Меня часто спрашивали, был ли Вацлав хорошим партнером. Дело тут не в том, что рядом со мной он казался на сцене слишком маленьким. На самом деле Вацлав, с его несомненной технической виртуозностью и уникальным талантом, был прежде всего неподражаем в сольных партиях. Дягилев понял это, когда в 1912-м задумал создание «Послеполуденного отдыха фавна» – балета, специально написанного для любовника. Уже «Видение розы» и «Синий бог» продемонстрировали это совершенно новое превосходство танцора-мужчины над балериной. Обязаны ли мы этим радикальным поворотом одному лишь Дягилеву, предпочитавшему тело мальчика телу девушки? Как я уже говорила, в атмосфере тех лет уже витали глубокие перемены, причем как в сфере искусства, так и в области нравов… и приписывали их именно революции «Русских балетов»!

Как бы там ни было, но во время репетиций меня очень удивляло мрачное и сварливое настроение Нижинского. Он, притом что был на четыре года моложе меня, не выносил никаких замечаний с моей стороны, касавшихся исполнения па или вообще хореографии. Доходило до злобных приступов, если я осмеливалась отстаивать свою точку зрения. Так, репетиции «Жизели» 1911 года можно назвать по меньшей мере бурными, и такими же будут через два года репетиции «Игр».

Я слышала от лечившего его психиатра, что Вацлав вел что-то вроде личного дневника зимой 1918/1919 годов – как раз когда болезнь, позднее диагностированная как шизофрения, засасывала его все глубже и глубже. Тревожное совпадение: его старший брат, с отроческих лет запертый в психиатрической клинике, в это время умирал там. Врач расценил текст как бессвязный, неистовый, наводящий ужас, непристойный, даже скотский, за гранью тоски и невыносимого страдания.

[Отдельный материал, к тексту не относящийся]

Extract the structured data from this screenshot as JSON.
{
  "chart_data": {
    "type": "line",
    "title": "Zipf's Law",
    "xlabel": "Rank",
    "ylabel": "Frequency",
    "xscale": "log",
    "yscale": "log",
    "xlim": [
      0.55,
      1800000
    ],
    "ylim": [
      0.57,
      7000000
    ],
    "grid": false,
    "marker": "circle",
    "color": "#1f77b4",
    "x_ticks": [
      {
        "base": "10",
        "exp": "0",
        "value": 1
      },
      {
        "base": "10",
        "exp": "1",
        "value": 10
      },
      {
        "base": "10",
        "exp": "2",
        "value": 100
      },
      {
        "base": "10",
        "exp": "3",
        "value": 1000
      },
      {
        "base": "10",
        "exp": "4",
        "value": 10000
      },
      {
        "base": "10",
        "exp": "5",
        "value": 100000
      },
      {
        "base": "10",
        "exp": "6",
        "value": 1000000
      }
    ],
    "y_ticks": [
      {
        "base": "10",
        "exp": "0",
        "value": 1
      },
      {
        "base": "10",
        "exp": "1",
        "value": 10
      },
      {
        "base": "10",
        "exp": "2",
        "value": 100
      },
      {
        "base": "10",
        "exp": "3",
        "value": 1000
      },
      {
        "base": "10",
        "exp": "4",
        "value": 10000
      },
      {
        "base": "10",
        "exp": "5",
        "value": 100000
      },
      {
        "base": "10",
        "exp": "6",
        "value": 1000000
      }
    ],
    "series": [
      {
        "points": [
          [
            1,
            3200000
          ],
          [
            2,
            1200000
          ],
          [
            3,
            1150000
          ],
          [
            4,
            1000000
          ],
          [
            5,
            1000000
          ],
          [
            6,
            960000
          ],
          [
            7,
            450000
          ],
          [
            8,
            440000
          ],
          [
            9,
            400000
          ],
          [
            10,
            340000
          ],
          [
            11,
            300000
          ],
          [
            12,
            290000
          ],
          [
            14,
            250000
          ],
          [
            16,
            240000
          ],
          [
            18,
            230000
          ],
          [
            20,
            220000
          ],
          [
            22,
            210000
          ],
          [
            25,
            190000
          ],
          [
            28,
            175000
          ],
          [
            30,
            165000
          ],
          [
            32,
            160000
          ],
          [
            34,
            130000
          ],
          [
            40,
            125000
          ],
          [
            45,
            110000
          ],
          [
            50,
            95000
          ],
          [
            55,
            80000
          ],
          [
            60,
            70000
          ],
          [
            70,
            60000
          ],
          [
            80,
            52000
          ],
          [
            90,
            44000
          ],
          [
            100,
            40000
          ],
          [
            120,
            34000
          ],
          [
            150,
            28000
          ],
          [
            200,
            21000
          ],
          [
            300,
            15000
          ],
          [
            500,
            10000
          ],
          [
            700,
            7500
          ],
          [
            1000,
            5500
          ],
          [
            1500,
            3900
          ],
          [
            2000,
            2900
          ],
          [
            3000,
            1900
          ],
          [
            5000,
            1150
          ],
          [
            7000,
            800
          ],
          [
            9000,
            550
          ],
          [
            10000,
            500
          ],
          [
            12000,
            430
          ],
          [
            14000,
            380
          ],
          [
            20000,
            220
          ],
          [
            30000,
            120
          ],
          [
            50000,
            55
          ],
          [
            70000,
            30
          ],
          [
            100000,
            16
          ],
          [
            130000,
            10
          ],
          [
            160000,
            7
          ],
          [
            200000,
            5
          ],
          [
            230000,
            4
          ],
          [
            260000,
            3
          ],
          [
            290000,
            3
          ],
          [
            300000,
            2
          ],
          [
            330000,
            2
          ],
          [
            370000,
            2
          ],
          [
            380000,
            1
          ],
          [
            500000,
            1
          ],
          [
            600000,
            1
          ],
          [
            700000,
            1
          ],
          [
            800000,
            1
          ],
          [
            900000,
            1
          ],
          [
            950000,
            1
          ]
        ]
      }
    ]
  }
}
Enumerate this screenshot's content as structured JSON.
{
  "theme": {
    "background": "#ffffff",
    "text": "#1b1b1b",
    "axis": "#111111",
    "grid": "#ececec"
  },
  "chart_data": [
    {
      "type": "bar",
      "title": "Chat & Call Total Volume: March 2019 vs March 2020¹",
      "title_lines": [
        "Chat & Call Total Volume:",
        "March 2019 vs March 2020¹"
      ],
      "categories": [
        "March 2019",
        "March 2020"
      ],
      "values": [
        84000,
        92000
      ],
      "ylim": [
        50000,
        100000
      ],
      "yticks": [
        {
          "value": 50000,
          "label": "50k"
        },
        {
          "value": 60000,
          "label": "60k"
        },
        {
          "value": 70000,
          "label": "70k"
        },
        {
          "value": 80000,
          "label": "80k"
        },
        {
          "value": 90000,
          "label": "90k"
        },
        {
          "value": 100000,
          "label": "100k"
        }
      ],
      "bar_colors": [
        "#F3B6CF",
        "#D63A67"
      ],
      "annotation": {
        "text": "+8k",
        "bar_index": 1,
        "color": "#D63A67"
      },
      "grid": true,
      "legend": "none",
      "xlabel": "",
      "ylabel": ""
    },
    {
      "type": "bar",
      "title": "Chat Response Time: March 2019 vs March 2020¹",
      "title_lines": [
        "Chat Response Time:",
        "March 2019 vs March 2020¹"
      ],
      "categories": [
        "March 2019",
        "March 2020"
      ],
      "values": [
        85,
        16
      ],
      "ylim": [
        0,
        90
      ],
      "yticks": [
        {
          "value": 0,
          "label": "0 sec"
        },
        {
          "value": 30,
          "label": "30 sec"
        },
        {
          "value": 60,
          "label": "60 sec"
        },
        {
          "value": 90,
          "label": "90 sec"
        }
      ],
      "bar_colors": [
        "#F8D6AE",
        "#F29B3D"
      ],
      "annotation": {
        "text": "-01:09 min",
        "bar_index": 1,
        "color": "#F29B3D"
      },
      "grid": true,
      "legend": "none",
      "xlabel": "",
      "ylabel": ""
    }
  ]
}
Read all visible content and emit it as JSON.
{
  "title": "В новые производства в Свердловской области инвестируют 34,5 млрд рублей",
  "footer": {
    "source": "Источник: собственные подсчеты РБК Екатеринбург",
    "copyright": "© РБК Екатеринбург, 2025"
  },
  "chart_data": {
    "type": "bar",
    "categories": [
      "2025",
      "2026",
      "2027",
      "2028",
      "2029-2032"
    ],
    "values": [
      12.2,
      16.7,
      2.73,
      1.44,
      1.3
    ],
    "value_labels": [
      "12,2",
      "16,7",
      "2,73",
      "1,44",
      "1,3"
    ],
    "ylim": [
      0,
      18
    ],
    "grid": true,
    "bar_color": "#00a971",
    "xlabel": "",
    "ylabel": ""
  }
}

Долгие годы хранившийся в тайне, этот текст в 1936 году будет опубликован Ромолой Пульской, супругой Нижинского, и она же своей рукой напишет примечания. Как раз тогда Вацлав, признанный опасным сумасшедшим, был заключен в сумасшедший дом на семнадцать лет, и там он проживет до самой смерти в 1950-м. Едва появилась эта книга, я ринулась ее покупать и проглотила за час, присев в ближайшем к книжной лавке кафе. Признаться, я думала обнаружить там откровения о нашем профессиональном сотрудничестве, о наших, отчасти беспорядочных, товарищеских отношениях, и главное – ключи к личности и гению Нижинского. Но довольно быстро поняла: передо мной – вымаранная и подслащенная версия, в которой Ромола оставила для себя самую красивую роль.[48]

Текст, хотя и переделанный, при этом ярко высвечивает характеры людей, рядом с которыми мы с Нижинским жили и работали. Прежде всего – Дягилева, о котором Нижинский пишет: «Я ненавидел его с самого первого дня как узнал», – тут отражается вся сущность этого склонного к пафосности индивидуалиста (Дягилева) с неуемной страстью к обладанию и опасного манипулятора.

В «Моей жизни» я ни словом не обмолвилась о бракосочетании Нижинского, состоявшемся в такой спешке 10 сентября 1913 года в Буэнос-Айресе. Ромолу, молодую венгерскую аристократку, он якобы встретил случайно, на борту корабля, который вез труппу на гастроли в Южную Америку. На самом деле эта встреча, отнюдь не неожиданная, была тщательно спланирована. Увидев Вацлава на сцене в самом начале его карьеры, Ромола без памяти влюбилась и с тех самых пор преследовала только одну цель в жизни: выйти за него замуж.

Я же, приплыв на другом корабле, хотя и упустила ухажера, зато присутствовала на церемонии бракосочетания, где меня даже попросили произнести импровизированную речь! Я выполнила свою задачу, избрав интонацию как нельзя более бесстрастную. Из уважения к обманутому и преданному Дягилеву, чье неистовое бешенство уже предчувствовала, и к моей подруге Мари Рамбер, тоже присутствовавшей на церемонии, – а ведь она была безумно влюблена в Нижинского, – в «Моей жизни» я опустила над этими эпизодами завесу молчания.